The progenitor of today’s LaFerrari, the F40 for many still remains the prototypical supercar. It was as close as Ferrari had ever come to making a race car for the road, stripped down to the bare essentials. It had 3.0-liter twin-turbo V8, a five-speed manual, plastic windows, and carbon-Kevlar bodywork with paint so thin you could see the weave right through it.
The EB110 took a different approach that set the reborn marque on a course that lead directly to today’s Chiron. Like the F40, it was mid-engined, turbocharged, and made in Italy (in the greater Modena area no less), but that’s where the similarities ended.

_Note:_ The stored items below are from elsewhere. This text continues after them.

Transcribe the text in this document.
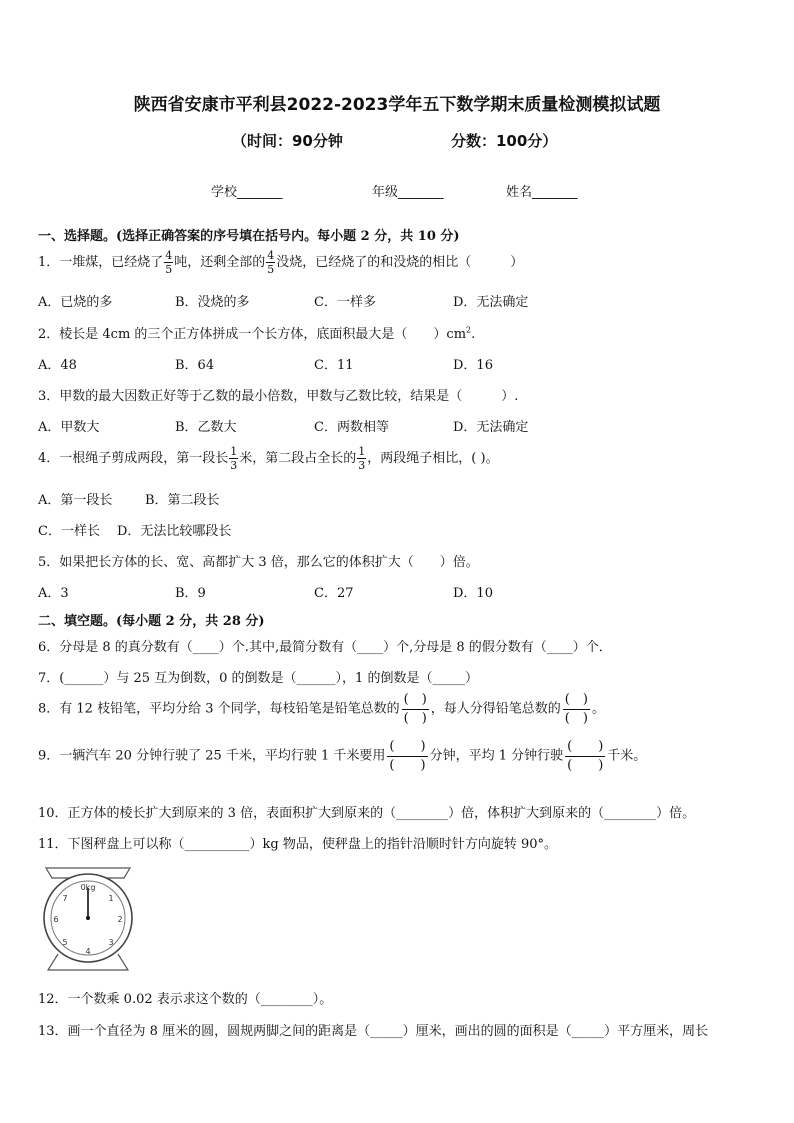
陕西省安康市平利县2022-2023学年五下数学期末质量检测模拟试题
（时间：90分钟	分数：100分）
学校_______	年级_______	姓名_______
一、选择题。(选择正确答案的序号填在括号内。每小题 2 分，共 10 分)
1．一堆煤，已经烧了 $\frac{4}{5}$ 吨，还剩全部的 $\frac{4}{5}$ 没烧，已经烧了的和没烧的相比（　　　）
A．已烧的多	B．没烧的多	C．一样多	D．无法确定
2．棱长是 4cm 的三个正方体拼成一个长方体，底面积最大是（　　）$cm^2$.
A．48	B．64	C．11	D．16
3．甲数的最大因数正好等于乙数的最小倍数，甲数与乙数比较，结果是（　　　）.
A．甲数大	B．乙数大	C．两数相等	D．无法确定
4．一根绳子剪成两段，第一段长 $\frac{1}{3}$ 米，第二段占全长的 $\frac{1}{3}$ ，两段绳子相比，( )。
A．第一段长	B．第二段长
C．一样长 D．无法比较哪段长
5．如果把长方体的长、宽、高都扩大 3 倍，那么它的体积扩大（　　）倍。
A．3	B．9	C．27	D．10
二、填空题。(每小题 2 分，共 28 分)
6．分母是 8 的真分数有（____）个.其中,最简分数有（____）个,分母是 8 的假分数有（____）个．
7．(______）与 25 互为倒数，0 的倒数是（______），1 的倒数是（_____）
8．有 12 枝铅笔，平均分给 3 个同学，每枝铅笔是铅笔总数的
(　)
(　)
，每人分得铅笔总数的
(　)
(　)
。
9．一辆汽车 20 分钟行驶了 25 千米，平均行驶 1 千米要用
(　　)
(　　)
分钟，平均 1 分钟行驶
(　　)
(　　)
千米。
10．正方体的棱长扩大到原来的 3 倍，表面积扩大到原来的（________）倍，体积扩大到原来的（________）倍。
11．下图秤盘上可以称（__________）kg 物品，使秤盘上的指针沿顺时针方向旋转 90°。
0kg
1
2
3
4
5
6
7
12．一个数乘 0.02 表示求这个数的（________）。
13．画一个直径为 8 厘米的圆，圆规两脚之间的距离是（_____）厘米，画出的圆的面积是（_____）平方厘米，周长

The first Bugatti in decades employed a 3.5-liter quad-turbo V12 with all-wheel drive and (in GT trim) creature comforts that made the F40 look spartan. (Which it was.)
The Bugatti was far more powerful than the Ferrari, producing 552 hp to the Prancing Horse’s 471. And as a result, it was a lot faster: 0-60 in the threes instead of the fours, and a top speed in excess of 212 mph instead of just cresting the double-century mark. The EB110 was also much more rare: Bugatti only made about one tenth the number of EB110s that Ferrari did F40s. Yet Bonhams values the Ferrari much higher today at $875-975k than it does the Bugatti at $500-700k.
Both are set to cross the auction block at the Greenwich Concours d’Elegance in Connecticut next month. For your money, or cost no object, which would you take?